Facciamo un giochino, per nulla ridanciano e molto serio.
Non teniamo conto del titolone in prima pagina e del titolo nelle pagine interne con cui Repubblica presenta l’intervista a Vincenzo Visco, governatore della Banca d’Italia.
“Visco: Italia, hai poco tempo“, strilla in prima pagina il quotidiano diretto da Ezio Mauro lanciando la conversazione di Federico Fubini con il successore di Mario Draghi in Banca d’Italia.
“Hai poco tempo”, dunque. Come dire: Renzi faccia riforme dure, toste e impopolari, tagli draconianamente la spesa pubblica, abolisca l’articolo 18 dello Statuto dei lavoratori, privatizzi ulteriormente Eni ed Enel ecc.
E’ così? Non proprio.
Allora prendiamo asetticamente alcuni concetti concessi espressi da Visco.

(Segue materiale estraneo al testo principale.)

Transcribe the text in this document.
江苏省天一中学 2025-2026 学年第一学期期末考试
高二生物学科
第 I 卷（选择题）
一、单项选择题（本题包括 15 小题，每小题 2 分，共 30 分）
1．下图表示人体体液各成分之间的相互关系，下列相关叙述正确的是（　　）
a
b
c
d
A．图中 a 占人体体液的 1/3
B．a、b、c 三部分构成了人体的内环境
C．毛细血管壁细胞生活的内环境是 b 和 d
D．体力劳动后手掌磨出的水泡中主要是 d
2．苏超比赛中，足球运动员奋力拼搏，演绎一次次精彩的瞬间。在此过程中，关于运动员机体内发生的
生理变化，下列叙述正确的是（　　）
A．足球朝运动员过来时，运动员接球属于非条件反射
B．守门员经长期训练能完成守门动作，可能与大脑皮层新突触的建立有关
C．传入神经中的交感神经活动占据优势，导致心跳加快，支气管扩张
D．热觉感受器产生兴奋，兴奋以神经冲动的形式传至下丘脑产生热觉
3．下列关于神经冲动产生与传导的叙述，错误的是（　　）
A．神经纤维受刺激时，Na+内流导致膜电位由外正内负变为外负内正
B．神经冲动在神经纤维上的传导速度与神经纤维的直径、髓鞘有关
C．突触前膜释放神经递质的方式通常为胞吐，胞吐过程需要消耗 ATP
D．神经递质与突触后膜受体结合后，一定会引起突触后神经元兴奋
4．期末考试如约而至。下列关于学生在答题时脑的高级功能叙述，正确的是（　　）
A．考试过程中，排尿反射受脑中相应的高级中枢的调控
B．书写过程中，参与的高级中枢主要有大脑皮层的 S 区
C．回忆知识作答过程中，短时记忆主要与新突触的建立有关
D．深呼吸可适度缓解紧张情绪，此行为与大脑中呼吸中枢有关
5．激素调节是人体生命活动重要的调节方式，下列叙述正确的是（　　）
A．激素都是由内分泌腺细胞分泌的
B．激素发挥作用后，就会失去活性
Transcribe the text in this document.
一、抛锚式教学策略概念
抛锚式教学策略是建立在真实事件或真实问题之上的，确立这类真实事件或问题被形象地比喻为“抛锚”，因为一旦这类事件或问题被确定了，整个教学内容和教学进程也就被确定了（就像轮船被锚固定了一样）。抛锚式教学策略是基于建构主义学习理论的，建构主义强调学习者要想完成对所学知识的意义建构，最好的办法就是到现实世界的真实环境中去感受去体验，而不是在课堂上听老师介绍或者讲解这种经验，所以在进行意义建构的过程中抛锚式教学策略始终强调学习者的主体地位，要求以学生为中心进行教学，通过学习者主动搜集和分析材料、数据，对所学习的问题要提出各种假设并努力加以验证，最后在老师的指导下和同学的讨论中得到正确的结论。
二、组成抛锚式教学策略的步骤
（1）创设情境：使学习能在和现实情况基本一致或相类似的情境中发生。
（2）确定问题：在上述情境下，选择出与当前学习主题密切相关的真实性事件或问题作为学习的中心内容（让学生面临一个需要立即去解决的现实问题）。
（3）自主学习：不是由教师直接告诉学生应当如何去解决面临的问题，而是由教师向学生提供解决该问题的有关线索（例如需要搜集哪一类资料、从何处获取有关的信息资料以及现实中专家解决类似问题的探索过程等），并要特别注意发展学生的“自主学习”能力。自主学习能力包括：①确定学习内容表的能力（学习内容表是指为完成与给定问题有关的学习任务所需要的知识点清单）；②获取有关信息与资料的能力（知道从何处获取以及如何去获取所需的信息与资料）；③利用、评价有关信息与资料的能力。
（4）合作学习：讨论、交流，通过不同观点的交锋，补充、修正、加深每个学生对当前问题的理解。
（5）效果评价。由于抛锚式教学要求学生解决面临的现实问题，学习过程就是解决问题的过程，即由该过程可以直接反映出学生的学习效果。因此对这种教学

PRIORITA’? INFRASTRUTTURE E ISTRUZIONE
Se lei dovesse indicare la riforma più urgente, cosa direbbe?, chiede Fubini di Repubblica.
Risposta: «C’è un insieme di fattori: il livello del capitale umano nel Paese, insufficiente per cogliere il cambiamento, e le difficoltà di migliorare il sistema dell’istruzione; le carenze nella dotazione di infrastrutture; le forti inefficienze nell’amministrazione pubblica; le rigidità nella struttura produttiva. La diffusione della criminalità e della corruzione, l’evasione, la pressione fiscale elevata sono condizioni di fondo che scoraggiano dall’investire e aprire un’impresa».
RIFORME STRUTTURALI? GIA’ FATTE IN GRAN PARTE
“Premesso che è difficile parlare genericamente di riforme strutturali e bisognerebbe essere specifici, in Italia sono state prese molte misure: sulla giustizia civile, sul mercato del lavoro, sulle pensioni. Sicuramente ancora molto resta da fare ma siamo davvero certi che le riforme sin qui fatte sono di segno molto diverso da quelle attuate in Spagna? Se confrontiamo le misure prese nei due paesi dal 2011 a oggi sulla concorrenza, sulla regolamentazione dei mercati, sul mercato del lavoro e altro, si vedono molte analogie».
EMULARE LA SPAGNA? E PERCHE’?
Allora perché la Spagna cresce al 2% e noi siamo in recessione?, chiede Fubini.
Risposta: «Innanzitutto ricordiamoci che la Spagna ha comunque un tasso di disoccupazione pari a quasi il doppio di quello dell’Italia. Ma un punto importante è che le stesse riforme possono avere effetti diversi se attuate in un Paese in cui vi è la percezione che non saranno riviste e saranno attuate con rapidità rispetto a un paese dove questa percezione non sia chiara o dove vi sia il timore che esse possano rimanere inattuate o addirittura essere radicalmente mutate. Se da noi ogni volta che c’è un cambiamento politico si rimettono in discussione tutte le scelte precedenti, l’effetto delle riforme diventa debole. Gli investimenti dipendono anche dallo stato di certezza o incertezza».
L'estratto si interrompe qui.